Some boy too far from town to learn baseball,
Whose only play was what he found himself,
Summer or winter, and could play alone.
One by one he subdued his father’s trees
By riding them down over and over again
Until he took the stiffness out of them,
And not one but hung limp, not one was left
For him to conquer. He learned all there was
To learn about not launching out too soon
And so not carrying the tree away
Clear to the ground. He always kept his poise
To the top branches, climbing carefully
With the same pains you use to fill a cup
Up to the brim, and even above the brim.
Then he flung outward, feet first, with a swish,
Kicking his way down through the air to the ground. 

That is a joyous image drawn from his childhood.  The image comes to him at precisely those moments when he needs buoying up:

So was I once myself a swinger of birches.
And so I dream of going back to be.
It’s when I’m weary of considerations,
And life is too much like a pathless wood
Where your face burns and tickles with the cobwebs
Broken across it, and one eye is weeping
From a twig’s having lashed across it open.
I’d like to get away from earth awhile
And then come back to it and begin over.

Having written recently about Sir Gawain’s grim slog through the forest as he is being pelted by frozen rain, I offer this as another image of existential crisis. But Frost is careful to qualify his wish. He’s not saying that he wants to quit life altogether, hard though it may be. In fact, the lines that follow contain one of the most life-affirming passages in American literature:

May no fate willfully misunderstand me
And half grant what I wish and snatch me away
Not to return. Earth’s the right place for love:
I don’t know where it’s likely to go better.
I’d like to go by climbing a birch tree—
And climb black branches up a snow-white trunk
Toward heaven, till the tree could bear no more,
But dipped its top and set me down again.
That would be good both going and coming back.

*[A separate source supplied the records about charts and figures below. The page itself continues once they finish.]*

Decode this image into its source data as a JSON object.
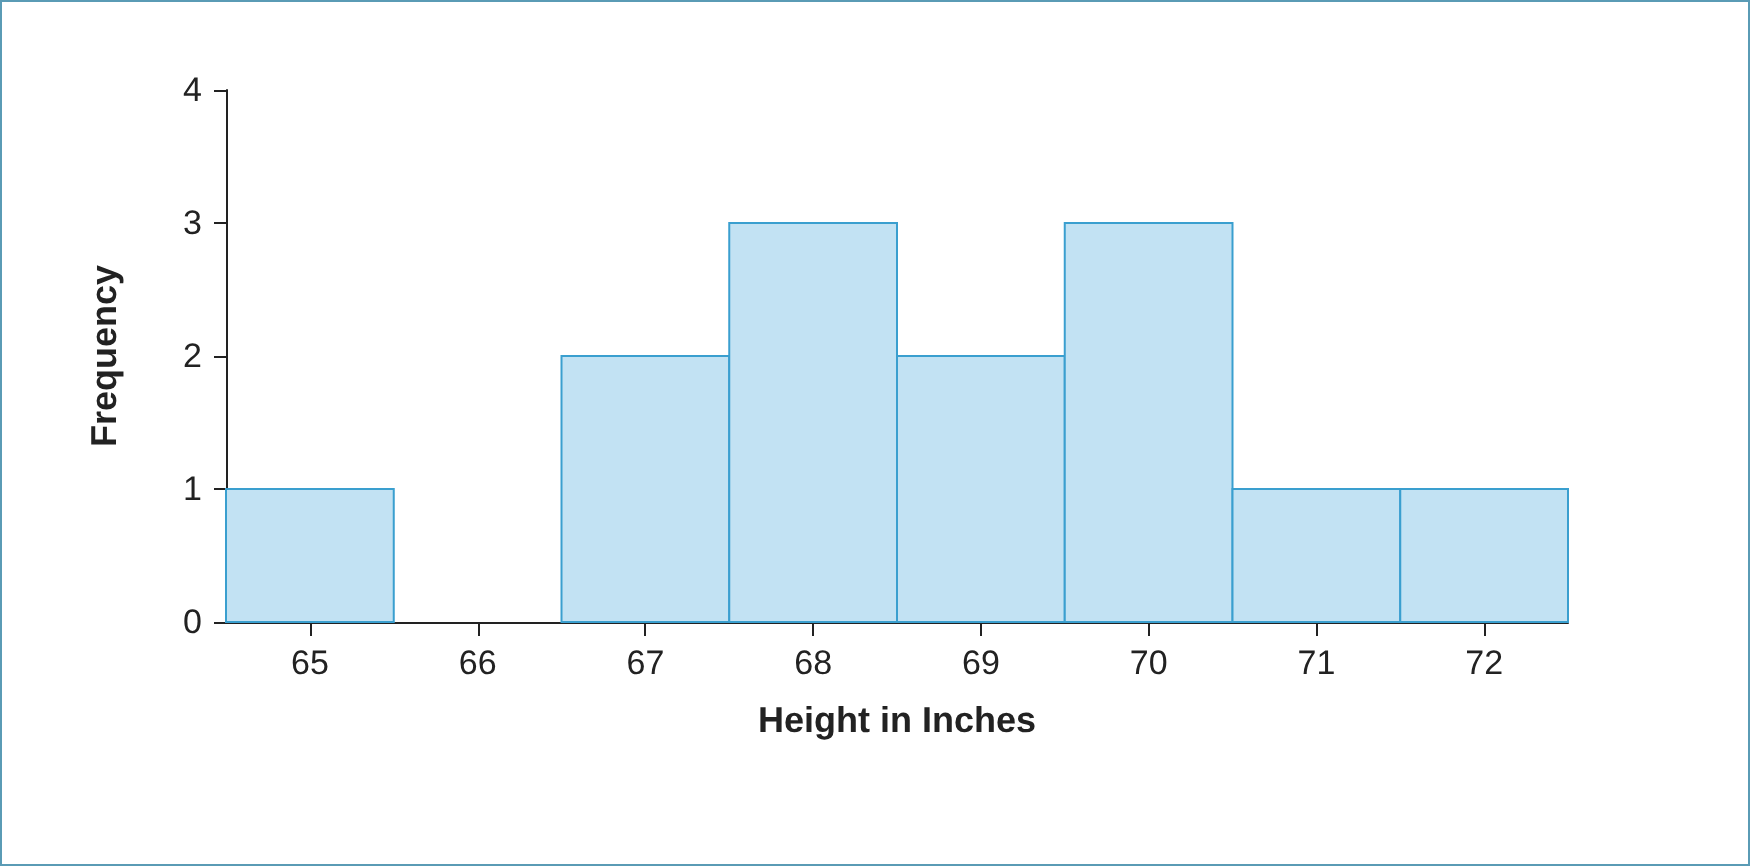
{
  "chart_data": {
    "type": "histogram",
    "xlabel": "Height in Inches",
    "ylabel": "Frequency",
    "bins": [
      64.5,
      65.5,
      66.5,
      67.5,
      68.5,
      69.5,
      70.5,
      71.5,
      72.5
    ],
    "values": [
      1,
      0,
      2,
      3,
      2,
      3,
      1,
      1
    ],
    "color": "#c2e2f3",
    "xlim": [
      64.5,
      72.5
    ],
    "xticks": [
      65,
      66,
      67,
      68,
      69,
      70,
      71,
      72
    ],
    "ylim": [
      0,
      4
    ],
    "yticks": [
      0,
      1,
      2,
      3,
      4
    ],
    "grid": false
  }
}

And then, as though he has revealed too much of himself in this ecstatic declaration of love, he retreats back into Yankee reticence:

One could do worse than be a swinger of birches.

As you think about this poem, recall times when you have felt dragged down to the withered bracken by the ice as it piles up.  When have you stumbled through the forest, an eye crying from a branch having lashed across it open?  Frost tells us that, for all our suffering, we can learn to love this life.

One could argue that his climbing the trees is also a metaphor for his poetry, climbing black sentences up a snow-white page.  Through the human imagination (which includes childhood memories), we are able to soar above our difficult lives.  But our poetic souls start with those lives (Yeats called them “the foul rag and bone shop of the heart”) and must return to them.  It’s good to go and it’s good to come back.

Addendum: Years ago, when I was teaching Robert Frost’s poetry to a group of high school English teachers in Slovenia, I met one who had been a swinger of birches as a child.  The teacher was from the Bela Krajina region, known for its birches, and the poem brought back good times.

Another Frost poem brought back much darker memories.  In “Mending Wall” Frost famously writes that “good fences make good neighbors.”  The teacher said that, when she was a girl, a boundary dispute involving a few meters led a neighbor to hit and kill her father with a shovel.  The family could no longer take care of the farm and had to move to the city of Ljubljana.  

One can never anticipate the stories that a poem will elicit from a reader.